5 Key points to know before investing in real estate

Real estate investing has always been a hot topic in the doctor’s lounge. Naturally, real estate is a tangible asset that is more easily understood than stock certificates and market securities. Bragging about owning 50 doors (commercial real estate slang for 50 units) sounds a lot sexier than saying your mid-cap index fund grew 4%. It also seems like even the younger doctors I know are interested in real estate income, even though they might be at least a quarter million dollars deep in student loan debt.

The beauty with investing is that you can do whatever you want, whenever you want. Just don’t lose your skin in the process. Here are five key points that beginner real estate investors need to be aware of.

You have to be motivated and disciplined

With any endeavor, you have to be motivated to achieve the end result and disciplined enough to stay the course. If you are just starting out with real estate investing, the learning curve is steep. If your primary job consumes 55 hours a week you still have to carve out time to figure out the real estate investments, even with crowdfunding or syndications. Don’t let anyone else lead you to believe that money will just roll into your bank account automatically. If you don’t put in the time, you will pay dearly.

You will spend money

It takes money to make money. This certainly holds true when investing in property. It’s just that real estate allows you to leverage your money to potentially earn a multiple. However, there are costs in real estate that are often glossed over. Your tax situation will certainly be more complicated than receiving income from a single W2. Out of state investments have taxes to be dealt with, there are depreciation schedules to manage, and investment expenses have to be accounted for. None of this is rocket science, but you either have to pay your accountant to handle it, or take the time to do it yourself. Any real estate income is taxed at your marginal rate, which can mean over 50% for high earning individuals like doctors. Your audit risk will likely be higher as your tax return becomes more complex.
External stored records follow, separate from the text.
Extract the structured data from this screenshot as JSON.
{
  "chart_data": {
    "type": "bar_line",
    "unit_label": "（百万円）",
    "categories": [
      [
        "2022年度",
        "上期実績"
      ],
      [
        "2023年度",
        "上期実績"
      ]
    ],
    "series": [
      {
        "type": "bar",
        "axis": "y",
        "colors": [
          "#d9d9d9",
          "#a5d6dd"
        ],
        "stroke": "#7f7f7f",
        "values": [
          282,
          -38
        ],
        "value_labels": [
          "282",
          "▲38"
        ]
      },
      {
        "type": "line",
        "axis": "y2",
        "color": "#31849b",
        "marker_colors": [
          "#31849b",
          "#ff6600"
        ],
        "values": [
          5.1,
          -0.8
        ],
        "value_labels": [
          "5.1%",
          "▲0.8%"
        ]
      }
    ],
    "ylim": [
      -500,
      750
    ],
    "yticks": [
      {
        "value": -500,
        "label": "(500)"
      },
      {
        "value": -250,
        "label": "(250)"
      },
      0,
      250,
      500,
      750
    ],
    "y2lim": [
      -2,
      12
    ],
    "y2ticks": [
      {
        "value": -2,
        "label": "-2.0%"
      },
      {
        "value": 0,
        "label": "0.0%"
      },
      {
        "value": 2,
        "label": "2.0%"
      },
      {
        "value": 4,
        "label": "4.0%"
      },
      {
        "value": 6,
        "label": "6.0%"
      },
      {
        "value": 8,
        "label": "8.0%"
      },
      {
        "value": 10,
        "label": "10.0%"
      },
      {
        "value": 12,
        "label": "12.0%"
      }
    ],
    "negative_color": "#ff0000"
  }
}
Your investment is locked up for a certain amount of time

Just like many forms of investing, your principal investments are locked up for a certain amount of time. One perk of real estate is that there is often cash flow in the form of rent that hits your bank account that you can use for your living expenses, but the bulk of your initial sum is still tied up. Sometimes syndications will allow you to refinance the deal and pull out some cash, but that still often comes after five years in the deal. If you are the sole owner of a property, expect that your initial investment be tied up until you sell.

Your kids might be the real beneficiaries of your work

Any sort of investment has a time horizon. When you invest in a physical property, you hope that there will be some increased valuation on the back end. The tax man will still want his share of the profits when you do cash in your profits. This includes all of the tax benefits you’ve gotten during the decades of depreciation. You can certainly delay some of the repayment if you are lucky enough to time a 1031 exchange, but that means that you are still in the real estate game. The real winner is your daughter who inherits your real estate empire. It’s great if your daughter deserves it, otherwise…

Investment risk is real

There are regular residential homes in the Bay Area that sold for $1 million profit during the housing shortage in 2021. If you benefited from this, you were mostly lucky. Most real estate deals aren’t get-rich-quick schemes. Many aren’t even going to appreciate that much in value, especially if the local economy is depressed. As an investor you can’t predict the future, only make an educated decision on the likelihood of success. What this means is that you could potentially have a huge mortgage payment but not enough tenants to cover the operating costs. You could potentially sell your property decades later below your initial investment after taking into account inflation.


You can become very wealthy from real estate. There are plenty of doctors who are so successful with real estate that their investment income overshadows what they do during their “day” job. But you can also fall flat on your face. If you are just starting out in the game, be sure you know what you are getting into so you don’t get in over your head.

What tips do you seasoned real estate investors have for those starting out?